For more details on middlewares, you can read the dedicated section.

By default, ezPAARSE is configured for using 4 enrichment middlewares:

  • istex
  • crossref
  • sudoc
  • hal

Configuring Crossref Middleware Call

The Crossref middleware uses the DOI found in access events to request metadata using the node-crossref module.

Headers

  • crossref-Enrich: set to false to disable crossref enrichment. Enabled by default.
  • crossref-TTL: lifetime of cached documents, in seconds. Defaults to 7 days (3600 * 24 * 7)
  • crossref-throttle: minimum time to wait between queries, in milliseconds. Defaults to 200ms
  • crossref-paquet-size: maximum number of identifiers to send for query in a single request. Defaults to 50
  • crossref-buffer-size: maximum number of memorised access events before sending a request. Defaults to 1000

Configuring Sudoc Middleware Call

Headers

  • sudoc-Enrich: set to true to enable Sudoc enrichment. Disabled by default.
  • sudoc-TTL: lifetime of cached documents, in seconds. Defaults to 7 days (3600 * 24 * 7).
  • sudoc-Throttle : minimum time to wait between queries, in milliseconds. Defaults to 500.
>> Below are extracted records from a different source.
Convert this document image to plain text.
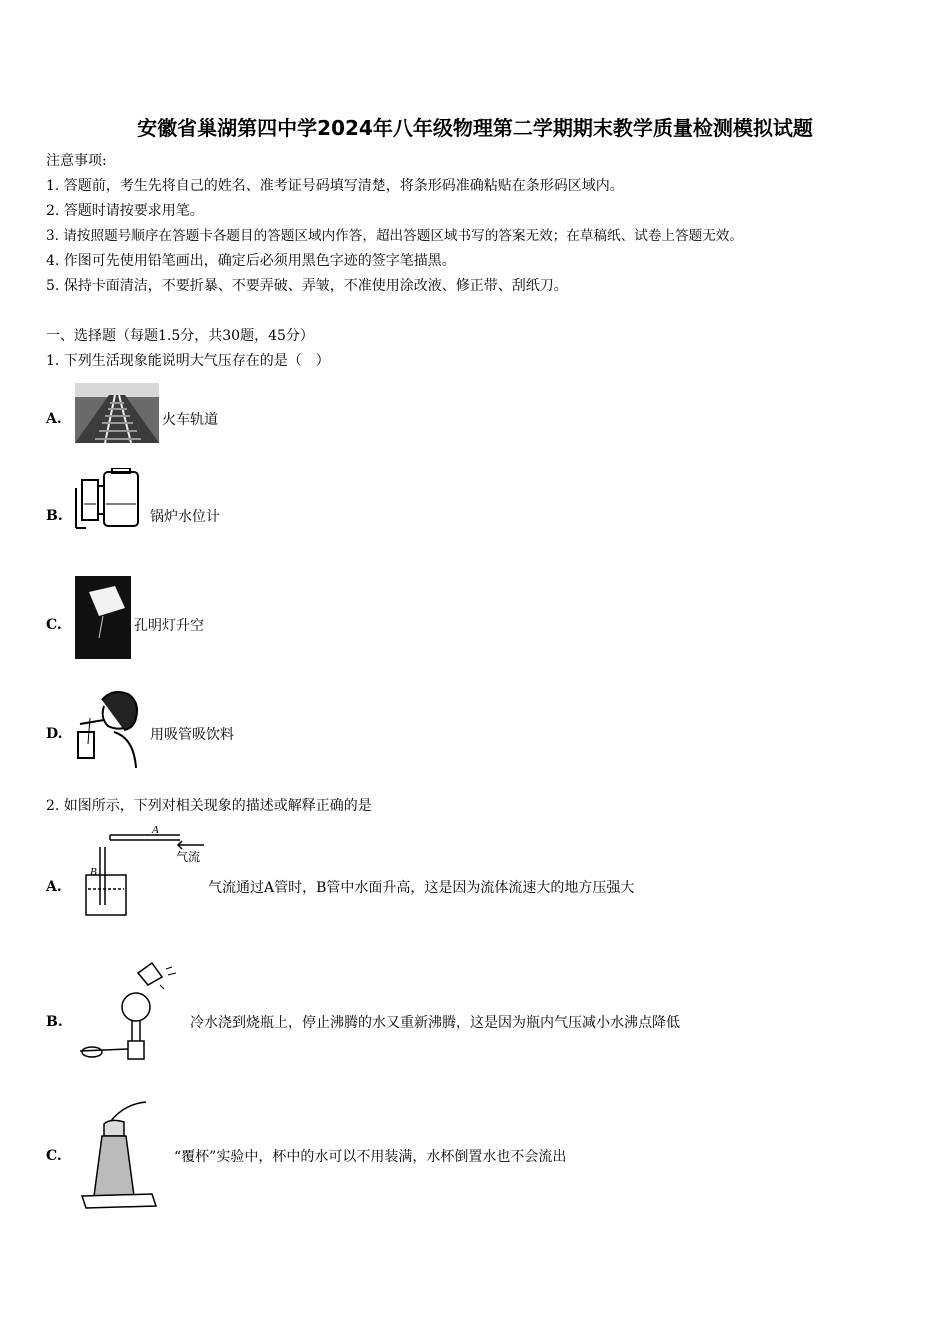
安徽省巢湖第四中学2024年八年级物理第二学期期末教学质量检测模拟试题
注意事项:
1. 答题前，考生先将自己的姓名、准考证号码填写清楚，将条形码准确粘贴在条形码区域内。
2. 答题时请按要求用笔。
3. 请按照题号顺序在答题卡各题目的答题区域内作答，超出答题区域书写的答案无效；在草稿纸、试卷上答题无效。
4. 作图可先使用铅笔画出，确定后必须用黑色字迹的签字笔描黑。
5. 保持卡面清洁，不要折暴、不要弄破、弄皱，不准使用涂改液、修正带、刮纸刀。
一、选择题（每题1.5分，共30题，45分）
1. 下列生活现象能说明大气压存在的是（　）
A.	火车轨道
B.	锅炉水位计
C.	孔明灯升空
D.	用吸管吸饮料
2. 如图所示，下列对相关现象的描述或解释正确的是
A.
A
B
气流
气流通过A管时，B管中水面升高，这是因为流体流速大的地方压强大
B.	冷水浇到烧瓶上，停止沸腾的水又重新沸腾，这是因为瓶内气压减小水沸点降低
C.	“覆杯”实验中，杯中的水可以不用装满，水杯倒置水也不会流出
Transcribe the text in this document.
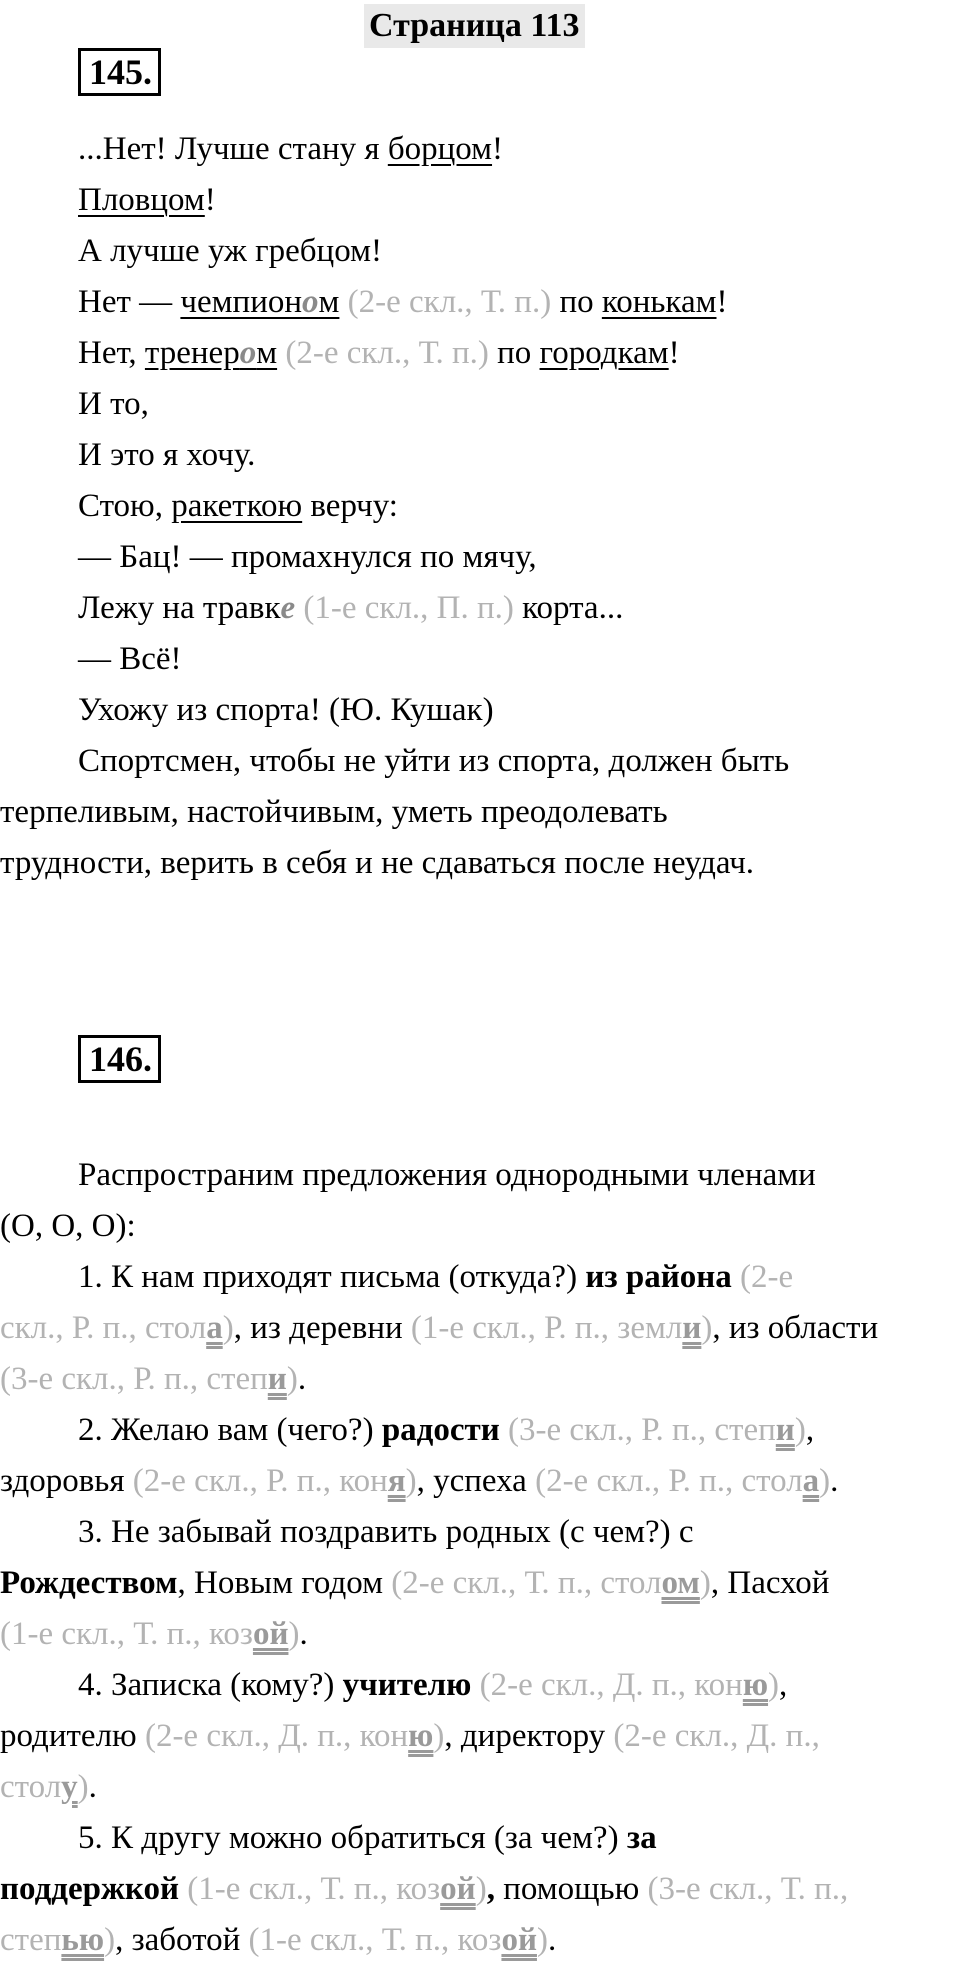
Страница 113
145.
...Нет! Лучше стану я борцом!
Пловцом!
А лучше уж гребцом!
Нет — чемпионом (2-е скл., Т. п.) по конькам!
Нет, тренером (2-е скл., Т. п.) по городкам!
И то,
И это я хочу.
Стою, ракеткою верчу:
— Бац! — промахнулся по мячу,
Лежу на травке (1-е скл., П. п.) корта...
— Всё!
Ухожу из спорта! (Ю. Кушак)
Спортсмен, чтобы не уйти из спорта, должен быть
терпеливым, настойчивым, уметь преодолевать
трудности, верить в себя и не сдаваться после неудач.
146.
Распространим предложения однородными членами
(О, О, О):
1. К нам приходят письма (откуда?) из района (2-е
скл., Р. п., стола), из деревни (1-е скл., Р. п., земли), из области
(3-е скл., Р. п., степи).
2. Желаю вам (чего?) радости (3-е скл., Р. п., степи),
здоровья (2-е скл., Р. п., коня), успеха (2-е скл., Р. п., стола).
3. Не забывай поздравить родных (с чем?) с
Рождеством, Новым годом (2-е скл., Т. п., столом), Пасхой
(1-е скл., Т. п., козой).
4. Записка (кому?) учителю (2-е скл., Д. п., коню),
родителю (2-е скл., Д. п., коню), директору (2-е скл., Д. п.,
столу).
5. К другу можно обратиться (за чем?) за
поддержкой (1-е скл., Т. п., козой), помощью (3-е скл., Т. п.,
степью), заботой (1-е скл., Т. п., козой).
Configuring HAL Middleware Call

The HAL middleware uses the hal-identifier found in the access events to request metadata using the node-hal

Headers

  • HAL-Enrich: set to true to enable HAL enrichment. Disabled by default.
  • HAL-TTL: lifetime of cached documents, in seconds. Defaults to 7 days (3600 * 24 * 7).
  • HAL-Throttle: minimum time to wait between queries, in milliseconds. Defaults to 500.
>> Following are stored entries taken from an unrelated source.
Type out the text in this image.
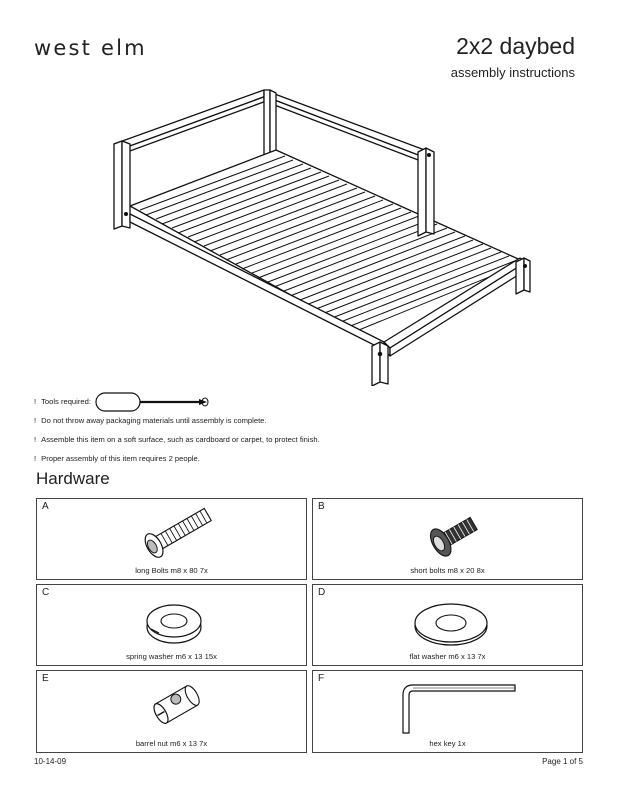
west elm	2x2 daybed
assembly instructions
! Tools required:
! Do not throw away packaging materials until assembly is complete.
! Assemble this item on a soft surface, such as cardboard or carpet, to protect finish.
! Proper assembly of this item requires 2 people.
Hardware
A
long Bolts m8 x 80 7x
B
short bolts m8 x 20 8x
C
spring washer m6 x 13 15x
D
flat washer m6 x 13 7x
E
barrel nut m6 x 13 7x
F
hex key 1x
10-14-09	Page 1 of 5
Configuring ISTEX Middleware Call

The ISTEX middleware uses the istex-identifier found in the access events to request metadata using the node-istex

ISTEX middleware is automatically activated on ISTEX logs

Headers

  • istex-enrich : set to true to enable ISTEX enrichment. Disabled by default.
  • istex-ttl : lifetime of cached documents, in seconds. Defaults to 7 days (3600 * 24 * 7).
  • istex-throttle : minimum time to wait between queries, in milliseconds. Defaults to 500.